Gameplay Framework Classes
The following table provides an overview of important classes contained within the gameplay framework, a brief description of the class, and a link to each class' dedicated documentation pages:
Class | Description | Derived Classes |
---|---|---|
Actor | An Actor is any object that can be placed into a level, such as a player controller, pawn, player start, game mode, and so on. Actors support transformations such as translation, rotation, and scaling. They can be spawned and destroyed through gameplay code. Actors are also containers that hold special types of objects called actor components. Different types of components are used to control how actors move, how they are rendered, how they are viewed, and so on. The other main function of actors is the replication of properties and function calls across the network during play. |
Pawn, Controller, Game Mode, Game State, Player State, HUD, Camera, and many more. |
Actor Component | Actor components are the building blocks of actors. Different actor components control different pieces of an actor, such as how the actor moves, how it is rendered, where it exists in the world, how it is viewed by the player, and so on. | Scene Component, Audio Component, Particle System Component, Primitive Component, Camera Component, Spring Arm Component, Skeletal Mesh Component, Static Mesh Component, and many more. |
Pawn | Pawn is the base class for any actor that can be controlled by a player or AI. | Default Pawn, Spectator Pawn, Character |
Character | A character is a special type of pawn designed for a vertically-oriented player representation that can walk, run, jump, fly, and swim through the world. | |
Controller | Controllers are non-physical actors that can possess a pawn to control its actions.
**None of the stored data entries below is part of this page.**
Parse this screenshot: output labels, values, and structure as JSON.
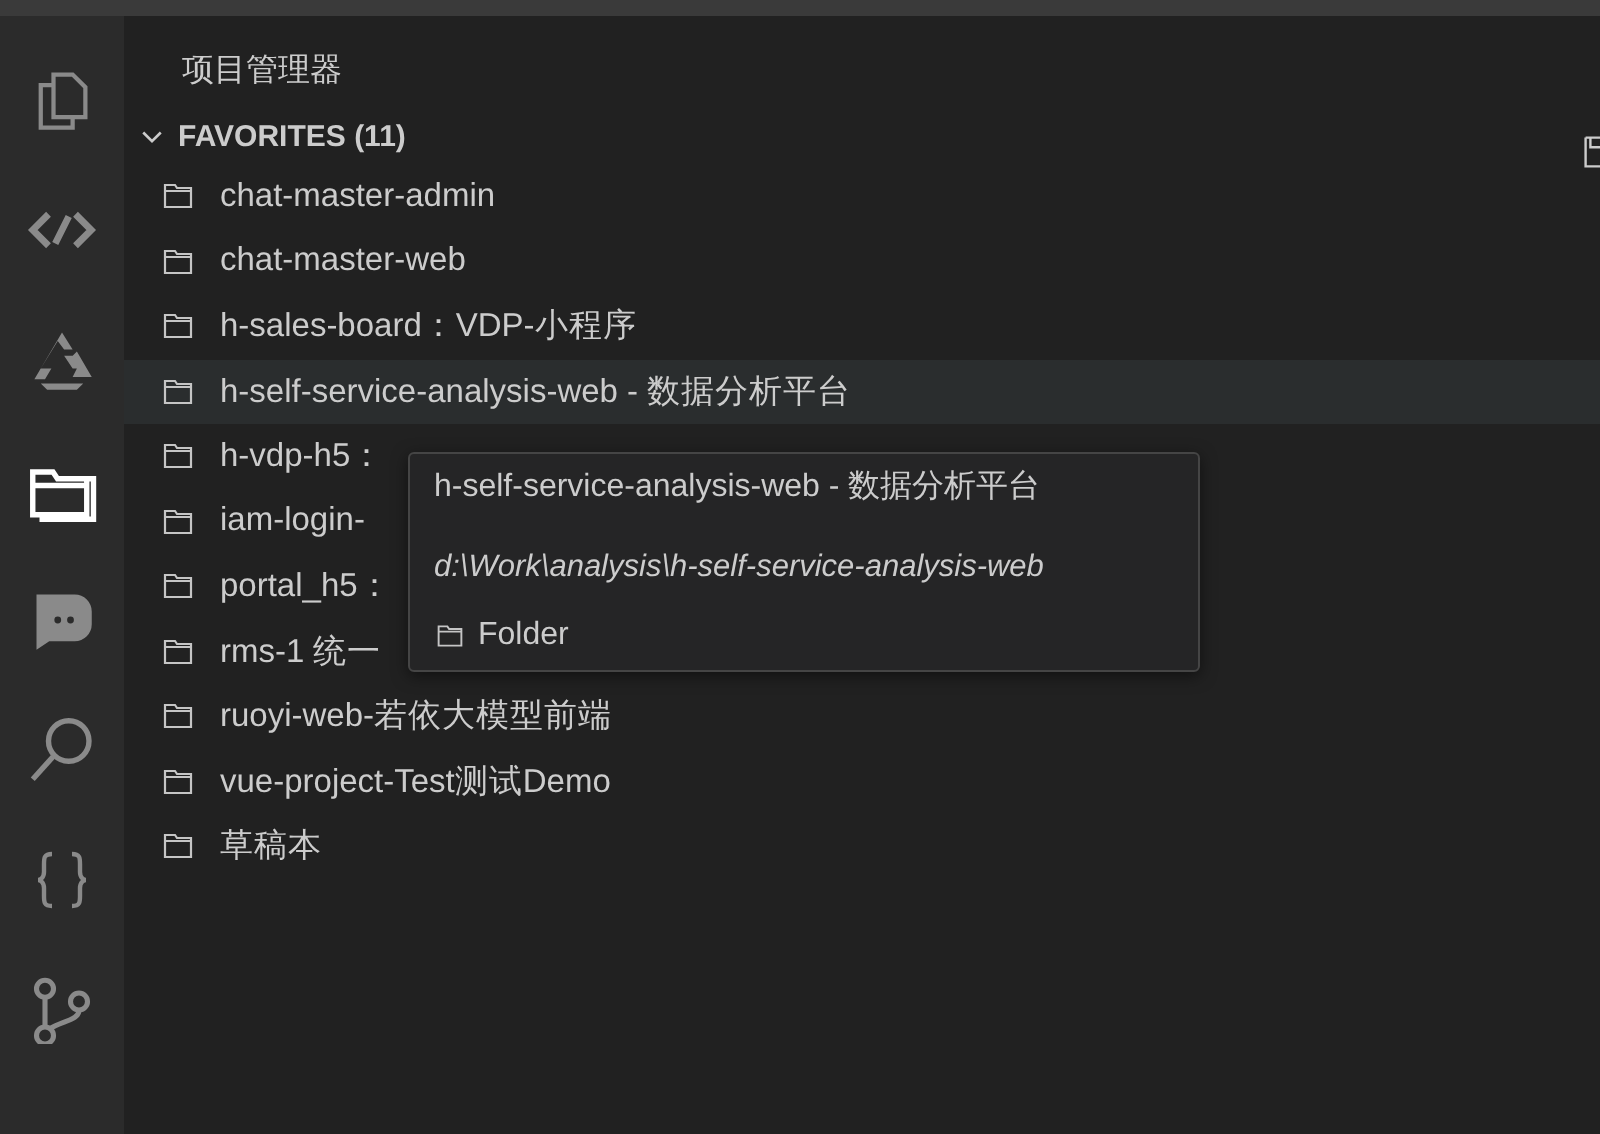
{
  "activity_bar": [
    {
      "selected": false
    },
    {
      "selected": false
    },
    {
      "selected": false
    },
    {
      "selected": true
    },
    {
      "selected": false
    },
    {
      "selected": false
    },
    {
      "selected": false
    },
    {
      "selected": false
    }
  ],
  "sidebar": {
    "title": "项目管理器",
    "section": {
      "label": "FAVORITES (11)",
      "expanded": true,
      "items": [
        {
          "label": "chat-master-admin",
          "hovered": false
        },
        {
          "label": "chat-master-web",
          "hovered": false
        },
        {
          "label": "h-sales-board：VDP-小程序",
          "hovered": false
        },
        {
          "label": "h-self-service-analysis-web - 数据分析平台",
          "hovered": true
        },
        {
          "label": "h-vdp-h5：",
          "hovered": false
        },
        {
          "label": "iam-login-",
          "hovered": false
        },
        {
          "label": "portal_h5：",
          "hovered": false
        },
        {
          "label": "rms-1 统一",
          "hovered": false
        },
        {
          "label": "ruoyi-web-若依大模型前端",
          "hovered": false
        },
        {
          "label": "vue-project-Test测试Demo",
          "hovered": false
        },
        {
          "label": "草稿本",
          "hovered": false
        }
      ]
    }
  },
  "tooltip": {
    "title": "h-self-service-analysis-web - 数据分析平台",
    "path": "d:\\Work\\analysis\\h-self-service-analysis-web",
    "kind_label": "Folder"
  }
}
A player controller is used by human players to control pawns, while an AI controller implements artificial intelligence to dictate a pawn's actions. | Player Controller, AI Controller |
Game Mode | Game mode is the primary class that specifies which other classes to use in the gameplay framework and is commonly used to specify game rules for modes, such as capture the flag. | |
Game Instance | The game instance class persists throughout the lifetime of the game. Traveling between maps and menus maintain the same instance of this class. This class is used to manage information and systems that need to exist throughout the lifetime of the game between levels and maps. You can also use the Game Instance class to organize different game instance subsystems. | |
Game Instance Subsystem | Game instance subsystems are used to organize systems and functionality that should exist for the lifetime of the game. An example is subsystems that control online services functionality in games that include online experiences. | |
Game State | Game state contains data and logic relevant to all players in a game, such as team scores, objectives, and a list of all players and their associated player states | |
Player State | Player state handles data and logic relevant to its associated player, such as health, ammo count, and inventory. | |
Gameplay Statics | Gameplay statics provides a library of static functions that handle common game-related functionality like playing sounds, spawning particle effects, spawning actors, retrieving player pawns and player controllers, and so on. | |
User Interface | User Interfaces (UIs) consist of game menus, heads-up displays (HUDs), and other elements drawn over the game screen. They provide users with information and help players interact with the game. | |
HUD | The HUD is the base object for displaying elements overlaid on the screen. Every human-controlled player in the game has their own instance which draws to their individual viewport. | |
Camera | The camera represents the player's point of view or how the player sees the world. |
You can customize and use most of the classes in UE's gameplay framework in either C++, Blueprint, or, the most common, a combination of both.